THANK YOU FOR SUBSCRIBING
AI: Unlocking the Deeper Essence of Risk Management
Organizations are driving transformative initiatives to improve risk management with the aid of artificial intelligence. The domain of risk management is a perfect fit for AI capabilities, as the cyber risk landscape is growing.
FREMONT, CA: The technology era heralded unparalleled opportunities for the advancements and also unleashed a range of new attacks vectors. For the promise of progress has gone hand in hand with a variety of new perils, Artificial Intelligence (AI) is set to transform the banking industry using vast amounts of data to build models that improve risk management. According to the McKinsey Global Institute, this could generate the value of more than $250 billion in the banking industry.
While AI is still developing, it can be used to mitigate in some key areas. Machine learning adoption can give more informed predictions about risks, and it can be used to build various revenue forecasting models. AI has successfully detected credit card fraud. Financial institutions are using this system that has been trained on previous payment data to monitor payments for potentially fraudulent activity and prevent suspicious transactions. Firms also use automated systems to track traders by linking trading information with behavioral information, including email traffic, and even telephone calls.
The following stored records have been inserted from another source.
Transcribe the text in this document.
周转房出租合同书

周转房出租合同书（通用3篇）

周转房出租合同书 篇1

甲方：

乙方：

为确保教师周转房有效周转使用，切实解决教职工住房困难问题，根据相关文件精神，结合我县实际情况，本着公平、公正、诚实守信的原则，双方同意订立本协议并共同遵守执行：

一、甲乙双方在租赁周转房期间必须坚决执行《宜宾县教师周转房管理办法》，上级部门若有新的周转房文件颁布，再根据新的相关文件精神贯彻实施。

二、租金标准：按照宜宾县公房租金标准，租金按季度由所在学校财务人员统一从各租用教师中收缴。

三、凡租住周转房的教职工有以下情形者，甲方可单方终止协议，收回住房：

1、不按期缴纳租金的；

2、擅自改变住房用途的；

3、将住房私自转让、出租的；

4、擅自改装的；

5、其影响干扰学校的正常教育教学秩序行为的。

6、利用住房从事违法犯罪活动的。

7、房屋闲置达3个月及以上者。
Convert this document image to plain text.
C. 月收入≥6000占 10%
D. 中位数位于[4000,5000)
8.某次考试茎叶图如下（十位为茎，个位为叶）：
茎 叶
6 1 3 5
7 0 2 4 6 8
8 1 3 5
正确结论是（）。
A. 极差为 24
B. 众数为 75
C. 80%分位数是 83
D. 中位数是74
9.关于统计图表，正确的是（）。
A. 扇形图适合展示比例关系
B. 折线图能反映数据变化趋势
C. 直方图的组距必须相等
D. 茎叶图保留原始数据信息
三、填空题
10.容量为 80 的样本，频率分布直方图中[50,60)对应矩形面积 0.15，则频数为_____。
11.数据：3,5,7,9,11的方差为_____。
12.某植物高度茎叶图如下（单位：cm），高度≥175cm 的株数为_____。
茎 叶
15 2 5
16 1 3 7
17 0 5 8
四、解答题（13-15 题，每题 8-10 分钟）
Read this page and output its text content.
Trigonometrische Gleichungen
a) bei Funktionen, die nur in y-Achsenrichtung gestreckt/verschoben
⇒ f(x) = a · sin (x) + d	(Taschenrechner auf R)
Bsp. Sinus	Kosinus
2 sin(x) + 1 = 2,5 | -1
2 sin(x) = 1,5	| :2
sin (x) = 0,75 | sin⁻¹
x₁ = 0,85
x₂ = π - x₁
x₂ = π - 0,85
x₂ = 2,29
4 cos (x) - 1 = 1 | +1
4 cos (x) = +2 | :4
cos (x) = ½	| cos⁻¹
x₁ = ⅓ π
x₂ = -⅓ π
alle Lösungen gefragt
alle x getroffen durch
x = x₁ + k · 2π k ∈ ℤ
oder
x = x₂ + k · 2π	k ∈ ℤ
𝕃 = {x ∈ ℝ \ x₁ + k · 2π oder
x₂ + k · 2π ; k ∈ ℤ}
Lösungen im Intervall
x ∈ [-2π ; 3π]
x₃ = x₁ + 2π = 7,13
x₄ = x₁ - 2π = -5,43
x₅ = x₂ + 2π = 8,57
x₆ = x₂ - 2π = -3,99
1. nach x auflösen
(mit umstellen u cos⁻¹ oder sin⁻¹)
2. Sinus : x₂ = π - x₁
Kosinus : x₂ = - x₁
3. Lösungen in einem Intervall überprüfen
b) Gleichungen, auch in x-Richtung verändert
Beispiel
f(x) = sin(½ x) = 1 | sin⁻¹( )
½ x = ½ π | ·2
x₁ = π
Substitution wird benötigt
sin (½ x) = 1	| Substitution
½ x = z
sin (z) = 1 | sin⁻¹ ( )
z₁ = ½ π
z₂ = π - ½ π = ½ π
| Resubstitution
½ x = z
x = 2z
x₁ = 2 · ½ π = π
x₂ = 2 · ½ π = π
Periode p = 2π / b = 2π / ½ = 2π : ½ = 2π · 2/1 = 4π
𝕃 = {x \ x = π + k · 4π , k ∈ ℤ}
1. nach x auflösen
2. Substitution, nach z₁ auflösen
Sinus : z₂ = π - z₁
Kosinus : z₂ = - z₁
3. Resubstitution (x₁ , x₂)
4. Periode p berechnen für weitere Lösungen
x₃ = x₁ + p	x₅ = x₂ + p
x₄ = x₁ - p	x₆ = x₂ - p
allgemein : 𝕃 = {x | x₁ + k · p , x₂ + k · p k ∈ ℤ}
AI-driven analytics platform can handle supplier risk by combining various data on supplier's geographical and geopolitical environments through their financial sustainability, and social responsibility scores. AI systems can also be trained to detect, monitor and prevent cyber attacks as they can identify software with certain distinguishing features like tendency to consume a large amount of processing power and then close down the attack.
Apart from the above benefits, AI is considered a source of significant risks that must be managed. Some of the main risks associated with it include algorithms bias, overestimating the capabilities of AI, programmatic errors, legal risks and liabilities, and reputational risks. For this end, firms should ensure that they have appropriate structures in place to manage ethical risks and understand how it is addressing algorithmic bias.
AI presents opportunities when applied right and risks when applied wrong. But real change is happening in the risk domain with AI, and it is indeed a potential game changer for risk professionals.